2. The method as claimed in claim 1, wherein the standard answer data for the open math problem is obtained by: and acquiring a plurality of standard answer data of different problem solving strategies.

3. The multiple data source driven open math job batching method as claimed in claim 2, further comprising the steps of: the step S4 is repeatedly executed, the correction results calculated according to each standard answer data are respectively output, and the correction result with the highest score is selected as the final correction result.

4. The multiple data source driven open math job approval method of claim 1, wherein the standard answer data is input manual answer data or answer data obtained by a machine answer technique.

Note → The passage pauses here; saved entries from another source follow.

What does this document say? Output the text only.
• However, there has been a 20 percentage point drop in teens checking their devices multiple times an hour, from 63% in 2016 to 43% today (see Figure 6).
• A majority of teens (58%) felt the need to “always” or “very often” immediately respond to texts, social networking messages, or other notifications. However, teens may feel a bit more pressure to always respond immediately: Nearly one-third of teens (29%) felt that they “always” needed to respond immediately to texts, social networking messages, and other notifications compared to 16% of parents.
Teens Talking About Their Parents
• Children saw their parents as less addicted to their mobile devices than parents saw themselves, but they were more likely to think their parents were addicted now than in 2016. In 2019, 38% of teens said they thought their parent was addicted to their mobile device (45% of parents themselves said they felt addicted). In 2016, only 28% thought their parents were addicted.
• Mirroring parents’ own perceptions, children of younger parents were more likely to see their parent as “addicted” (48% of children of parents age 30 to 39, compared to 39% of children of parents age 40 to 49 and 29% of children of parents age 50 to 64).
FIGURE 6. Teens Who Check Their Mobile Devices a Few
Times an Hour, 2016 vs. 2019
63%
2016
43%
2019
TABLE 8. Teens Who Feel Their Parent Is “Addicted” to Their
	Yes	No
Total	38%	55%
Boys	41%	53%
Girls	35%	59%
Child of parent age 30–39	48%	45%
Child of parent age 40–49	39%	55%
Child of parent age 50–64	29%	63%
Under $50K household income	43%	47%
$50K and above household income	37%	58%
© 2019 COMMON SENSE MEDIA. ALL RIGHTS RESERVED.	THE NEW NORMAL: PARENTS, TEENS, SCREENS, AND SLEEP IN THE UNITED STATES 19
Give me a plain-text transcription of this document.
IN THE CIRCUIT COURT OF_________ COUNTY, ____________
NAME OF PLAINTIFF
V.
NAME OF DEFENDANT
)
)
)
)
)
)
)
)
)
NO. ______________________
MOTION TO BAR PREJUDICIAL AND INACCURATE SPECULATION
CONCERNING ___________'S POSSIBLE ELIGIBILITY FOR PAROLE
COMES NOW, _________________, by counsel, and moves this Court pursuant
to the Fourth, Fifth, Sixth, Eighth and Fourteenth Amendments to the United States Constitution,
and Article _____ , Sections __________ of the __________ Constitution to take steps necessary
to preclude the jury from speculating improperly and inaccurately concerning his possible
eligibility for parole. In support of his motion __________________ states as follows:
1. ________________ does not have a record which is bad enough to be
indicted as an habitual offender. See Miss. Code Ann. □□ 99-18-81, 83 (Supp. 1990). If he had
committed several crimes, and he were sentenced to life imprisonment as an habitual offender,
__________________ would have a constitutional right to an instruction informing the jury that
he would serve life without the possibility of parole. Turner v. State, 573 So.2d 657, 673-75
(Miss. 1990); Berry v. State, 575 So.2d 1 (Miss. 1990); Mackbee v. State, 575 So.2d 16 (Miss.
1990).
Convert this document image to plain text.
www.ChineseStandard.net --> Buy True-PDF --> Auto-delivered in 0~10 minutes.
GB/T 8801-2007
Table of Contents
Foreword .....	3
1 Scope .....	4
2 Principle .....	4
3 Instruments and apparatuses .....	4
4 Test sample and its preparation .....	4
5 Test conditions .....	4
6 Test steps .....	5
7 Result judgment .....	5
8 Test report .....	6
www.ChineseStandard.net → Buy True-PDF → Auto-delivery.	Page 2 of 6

5. The multiple data source driven open math job approval method of claim 4, wherein said obtaining using a machine solution technique comprises the steps of:

acquiring a mathematical relation group of equivalent representation titles by adopting a title understanding technology;

6. An open math job approval system driven by multiple data sources, comprising:

the input module is used for acquiring the job to be corrected;

the output module is used for outputting a batch modification result according to the similarity and the score of each knowledge point;

classifying the historical homework batch modification sample data according to knowledge points, determining the difficulty coefficient of each knowledge point according to the batch modification data of each knowledge point, specifically, marking the knowledge points on the historical homework batch modification sample data by adopting a manual or mode matching method, then counting student score data of the granularity of the knowledge points to determine the score of each knowledge point, wherein the difficulty coefficient of one knowledge point is equal to the ratio of the number of wrong answers to the total number of people, if all students grasp the knowledge point, the difficulty coefficient is 0, otherwise, if no student answers the knowledge point, the difficulty coefficient is 1;

recording the total score of the open type mathematical problem as M, recording the number of the knowledge points included in the open type mathematical problem as K, and then recording the score M of the kth knowledge point_kComprises the following steps:

the step S4 includes the steps of:

the similarity s_kThe calculation formula of (2) is as follows:

7. A computer device comprising a memory and a processor, the memory storing a computer program, characterized in that the processor, when executing the computer program, implements the steps of the method of any of claims 1 to 5.